- Samuel-Daniel Lévy
- Born: December 4, 1874 Tetuan
- Died: 1970 Casablanca

= Samuel-Daniel Levy =

Samuel-Daniel Lévy (4 December 1874, Tetuan–1970, Casablanca) was a businessman, organizer, and leading advocate of Zionism in Morocco. He held British citizenship.

== Biography ==
Levy was born to a Sephardic family in Tetuan in 1874 and studied at that city's school of the Alliance Israélite Universelle (AIU). He was chosen by Abraham Ribbi, director of the school in Tetuan, to attend the École Normale israélite Orientale, a teachers’ training school in Paris founded by the Alliance Israélite Universelle. He graduated in 1893 and became schoolmaster in Tunis. He later moved to Sousse and Tangier. He was made director of the Alliance school in Casablanca (1900–1902), where he established a school for girls. He moved to Argentina and directed Jewish Colonisation Association schools in the province of Buenos Aires.

He returned to Casablanca in 1913 and engaged in work for the Jewish communities in Morocco. His work was supported by international Jewish organizations including the Organization for Rehabilitation through Training (ORT), the Œuvre de secours aux enfants, and the American Jewish Joint Distribution Committee.

He visited Palestine in 1935 and returned with renewed commitment to Zionism.

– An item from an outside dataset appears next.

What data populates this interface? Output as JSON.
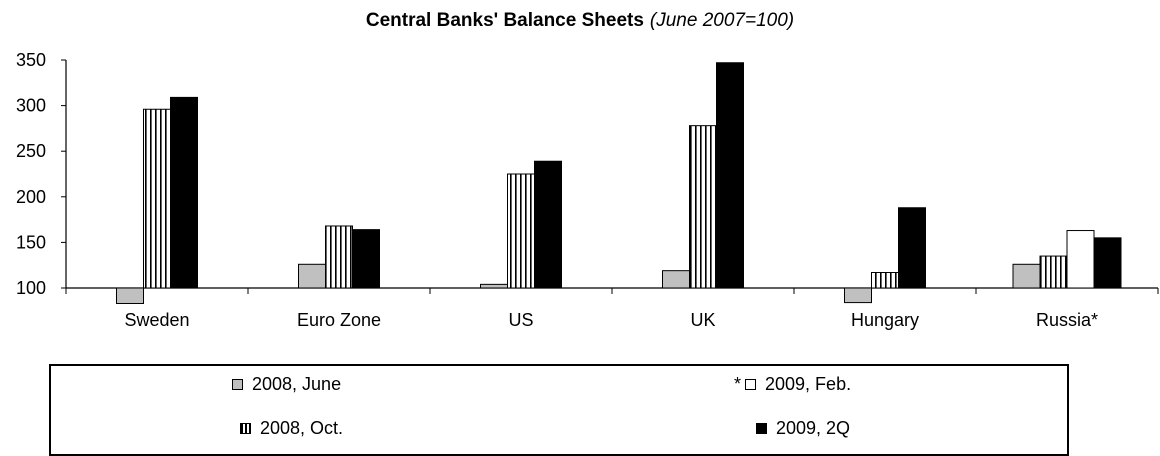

He led a number of initiatives, such as the establishment with the Council of Jewish Communities of Morocco of the Sanatorium Israélite Ben Ahmed, a sanatorium dedicated to Jewish patients in Ben Ahmed, and a program to systematically diagnose tuberculosis. He also established a number of Zionist and Jewish philanthropic associations and local branches of foreign associations, including Société Maghen David, ORT Moroc and OSE Maroc.

== Zionism ==
Samuel-Daniel Lévy is considered the leading advocate of Zionism in Morocco. He was committed to Zionism early on, already a member of several Zionist cells by 1913. He established Zionist branches in all of the main cities in Morocco and propagated Theodor Herzl's ideology through a network of synagogues, through cultural associations (especially the Société Maghen David ), and through publications (especially L'Avenir Illustré). He facilitated collecting the Zionist shekel and helped fundraise for the Jewish National Fund and Keren Hayesod. He also organized visits from rabbis and lectures from speakers from Palestine and other places. He visited Palestine in 1935 and returned with renewed commitment to Zionism. He was further inspired by the election of the pro-Zionist Léon Blum as Prime Minister of France in 1936.

== Views ==
The historian Mohammed Kenbib notes that "he took tremendous pride in the contribution of Jews, and especially of Sephardic Jews, to world civilization." In a speech to the AIU alumni association in Tangier in 1896, Lévy told the audience that Jewish intellectual superiority was a source of jealousy for Christians and Muslims.

At the 1944 World Zionist Congress in Atlantic City, New Jersey, he expressed gratitude to France for its mission civilisatrice.

On his Zionism, Kenbib notes that "Lévy felt that the Jewish dimension of Moroccan history represented an uninterrupted pattern of oppression, marginalization, and suffering, and that the Arabs had to be expelled by force from the Holy Land."